- Album cover
- Style: tintinnabuli
- Text: Gospel of John
- Language: Latin
- Composed: 1982
- Scoring: SATB soloists and choir, oboe, bassoon, violin, cello, organ

= Passio (Pärt) =

1982 musical composition by Arvo Pärt

Passio Domini Nostri Jesu Christi secundum Joannem (The Passion of Our Lord Jesus Christ According to John), also known as the St. John Passion or simply Passio, is a passion setting by Arvo Pärt for solo bass (Jesus), solo tenor (Pilate), solo vocal quartet (Evangelist), choir, violin, oboe, cello, bassoon and organ. The work lasts approximately 70 minutes and is a setting of the Latin text from the Gospel of John, chapters 18 and 19, plus a brief introduction and conclusion.

==History==
When Pärt left Estonia for Austria in 1980, he took with him the first sketches for the St. John Passion, which would become the culmination of the tintinnabuli style. He eventually finished the work in 1982 and it was published in 1989. Since then, it has been recorded four times, and remains one of his most popular works. In much the same way that Pärt was inspired by medieval music in his creation of tintinnabuli, here too he is inspired by the earliest monophonic settings of the Passion. The St. John Passion is a through-composed setting of the text of John 18–19, preceded by a short introduction (Exordio) and followed by a brief conclusion (Conclusio). He uses a bass soloist for Jesus, a tenor for Pilate, and a Soprano-Alto-Tenor-Bass (SATB) quartet for the evangelist. In addition, there are four solo instruments, oboe, violin, cello and bassoon, organ and SATB choir. The work lasts about 70 minutes and is not broken into movements.

==Structure==
In composing the work, text setting and declamation were foremost in Pärt's mind: all of the musical elements in the piece, from rhythm to pitch, are in some way determined by the text. Tonally, the work centers on a series of overlapping fifths: D-A-E-B. The rhythmic values are established by the text. Each character has a basic note value, and this is lengthened depending on the punctuation and its position within the phrase. Since a period at the end of a sentence generates a note longer than does a comma in the middle of it, the hierarchy of the textual phrases is reflected in the music.

Value assignment:
1. In the last word of a phrase ending with a comma, the stressed syllable would be medium.
2. In the last word of a phrase ending with a colon or period, each syllable would be long.
3. In the first word of a new sentence (or phrase beginning after a colon), the stressed syllable would be medium.
4. In the last word in a phrase ending with a question mark, each syllable would be medium.
5. Otherwise all syllables are short.

Pärt divides the Evangelist text into four sections (50 phrases each), plus a final concluding section of 10 phrases, for a total of 210. Each section begins with a different solo voice, an instrument then joins it, and this pattern continues until all 8 are sounding. The alto and bass voices and oboe and bassoon are always M-voices (Hillier's coinage, referring to the melody voice in a tintinnabuli configuration); the soprano and tenor voices and violin and cello are always T-voices (again, Hillier's coinage referring to the harmonizing voice). In the case where a T-voice is presented alone, the M-voice is simply implied.
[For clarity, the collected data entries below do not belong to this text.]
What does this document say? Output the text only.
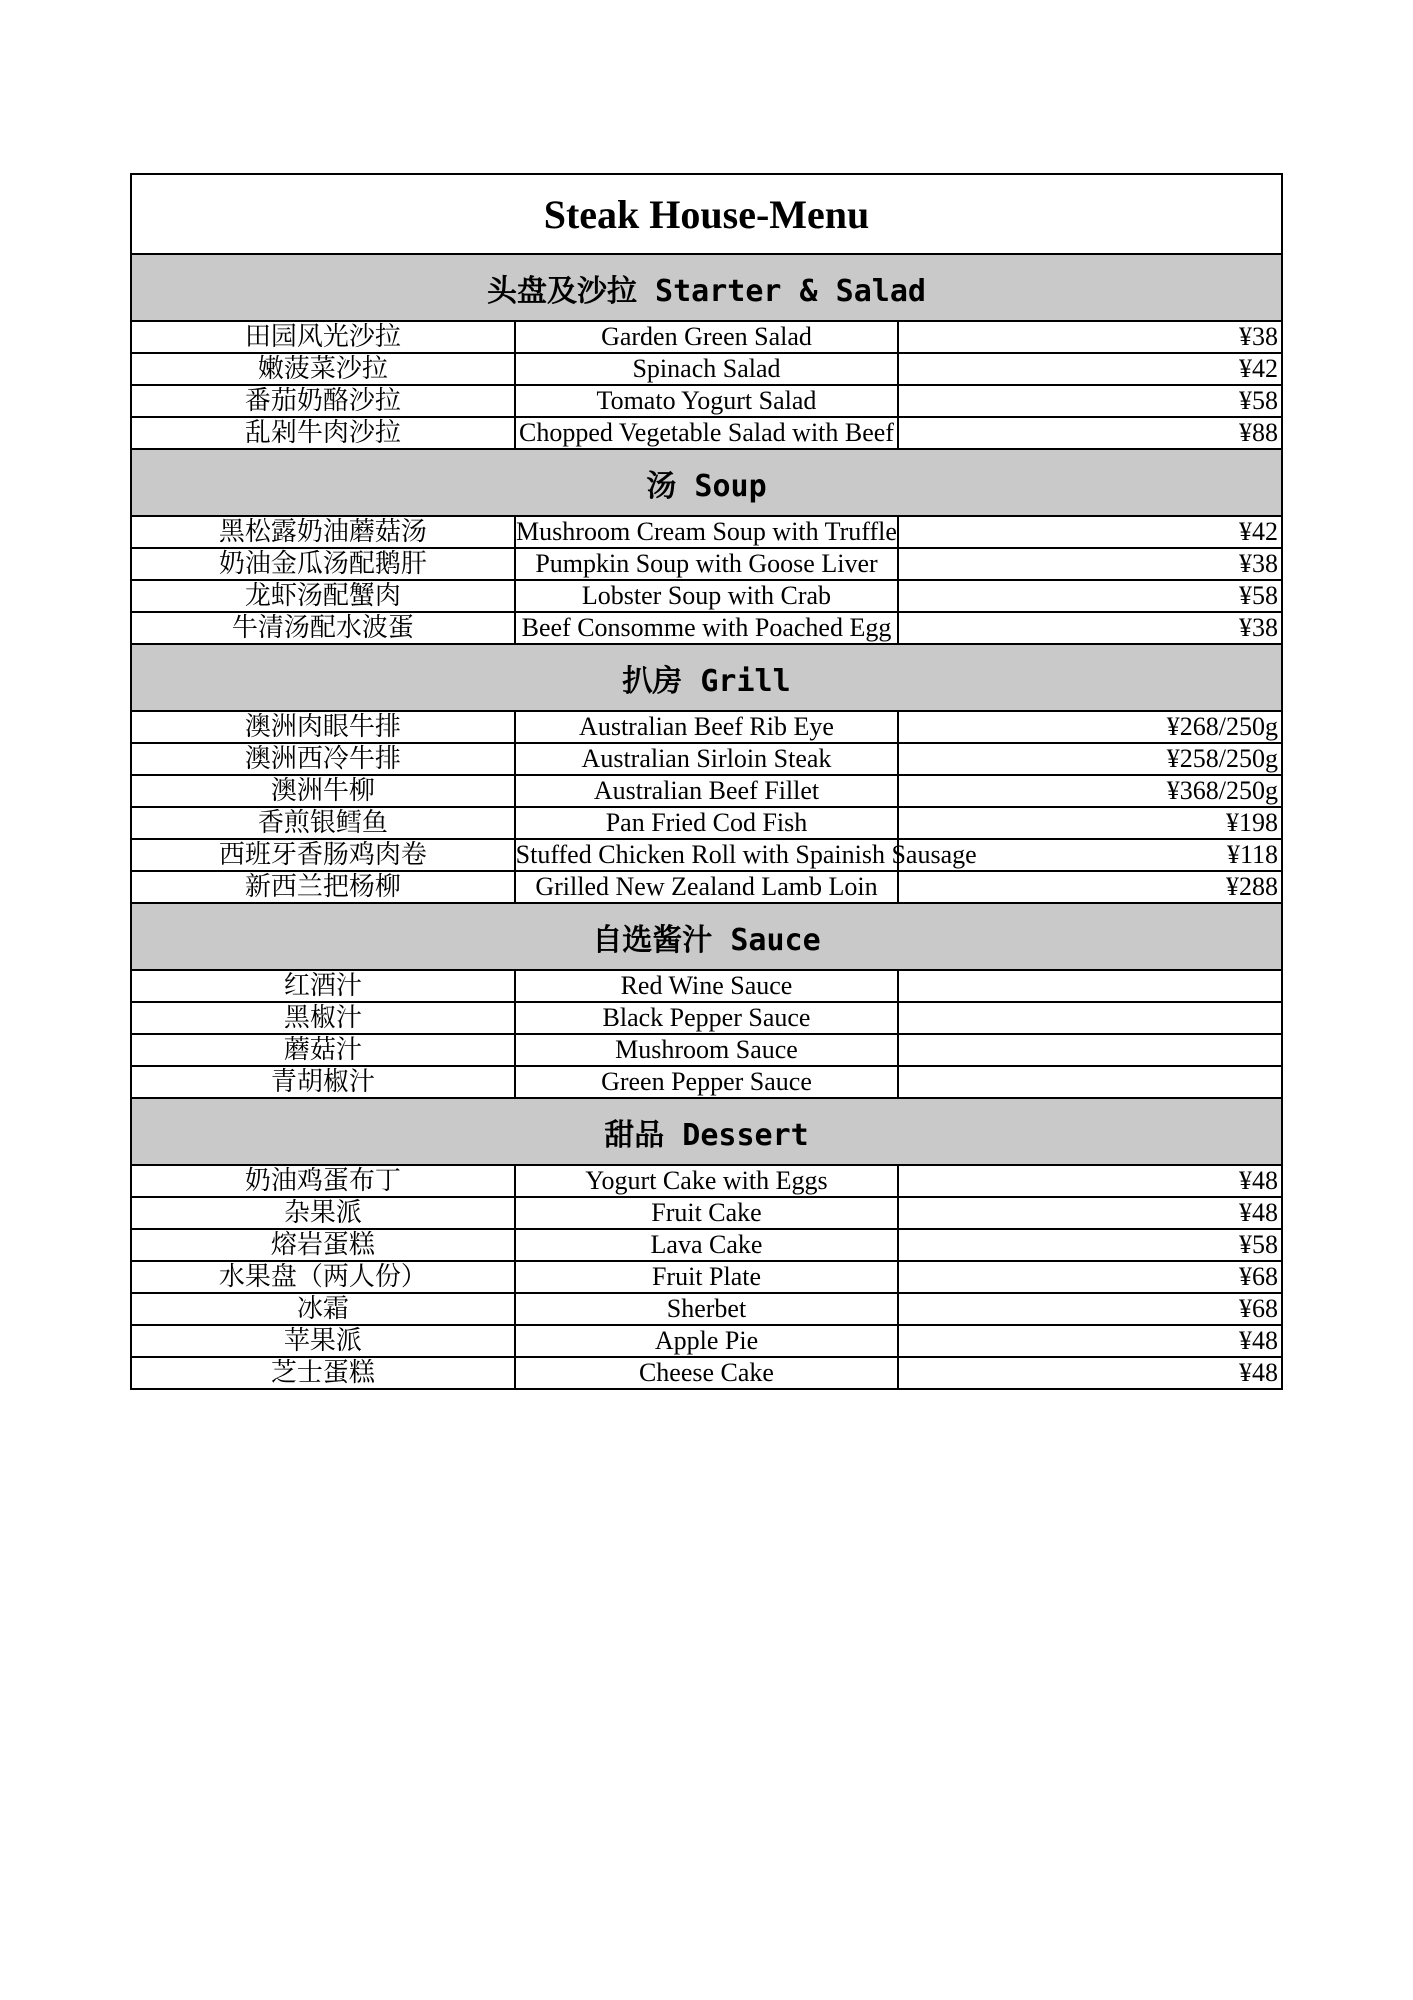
Steak House-Menu		
头盘及沙拉 Starter & Salad		
田园风光沙拉	Garden Green Salad	¥38
嫩菠菜沙拉	Spinach Salad	¥42
番茄奶酪沙拉	Tomato Yogurt Salad	¥58
乱剁牛肉沙拉	Chopped Vegetable Salad with Beef	¥88
汤 Soup		
黑松露奶油蘑菇汤	Mushroom Cream Soup with Truffle	¥42
奶油金瓜汤配鹅肝	Pumpkin Soup with Goose Liver	¥38
龙虾汤配蟹肉	Lobster Soup with Crab	¥58
牛清汤配水波蛋	Beef Consomme with Poached Egg	¥38
扒房 Grill		
澳洲肉眼牛排	Australian Beef Rib Eye	¥268/250g
澳洲西冷牛排	Australian Sirloin Steak	¥258/250g
澳洲牛柳	Australian Beef Fillet	¥368/250g
香煎银鳕鱼	Pan Fried Cod Fish	¥198
西班牙香肠鸡肉卷	Stuffed Chicken Roll with Spainish Sausage	¥118
新西兰把杨柳	Grilled New Zealand Lamb Loin	¥288
自选酱汁 Sauce		
红酒汁	Red Wine Sauce	
黑椒汁	Black Pepper Sauce	
蘑菇汁	Mushroom Sauce	
青胡椒汁	Green Pepper Sauce	
甜品 Dessert		
奶油鸡蛋布丁	Yogurt Cake with Eggs	¥48
杂果派	Fruit Cake	¥48
熔岩蛋糕	Lava Cake	¥58
水果盘（两人份）	Fruit Plate	¥68
冰霜	Sherbet	¥68
苹果派	Apple Pie	¥48
芝士蛋糕	Cheese Cake	¥48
Christ always has the longest and lowest notes, creating a stark contrast with the other characters. The pitch center for Christ is E, and it is accompanied by a drone and T-voice in the organ. For the turba, the pitch center is again E. The alto and bass voices, again always playing an M role, are mirrored, and the soprano and tenor T-voices alternate above and below the M-voices. While both are centered on E, the M-voices use E Phrygian against E major in the T-voices; this makes for striking cross-relations between G-natural and G-sharp, though the two never sound at the same time. Pilate, like Christ, is accompanied only by the organ, but sings in faster rhythmic values and has a higher tessitura. Pilate's part is the most unstable in the piece, created in part through the use of an M-voice centered on B and a T-voice centered on F (a tritone apart) and through the refusal of Pilate to be either a T-voice or M-voice, always alternating between these two roles.

==Reception==
American composer Eric Whitacre used the two initial chords of the conclusion (Qui passus es) in his motet Lux Aurumque, applying them to the words natum (new-born) and thus linking birth and death of Christ to reincarnation.

==Recordings==
- Paul Hillier, dir., Passio, by Arvo Pärt, Hilliard Ensemble, ECM New Series 837109 (1988).
- Tauno Satomaa, dir., Johannes Passion, by Arvo Pärt, Candomino Choir, Finlandia Records (2001).
- Antony Pitts, dir., Passio, by Arvo Pärt, Tonus Peregrinus, Naxos 8555860 (2003).
- Nils Schweckendiek, dir., Passio, by Arvo Pärt, Helsinki Chamber Choir, BIS BIS-2612 SACD (2021).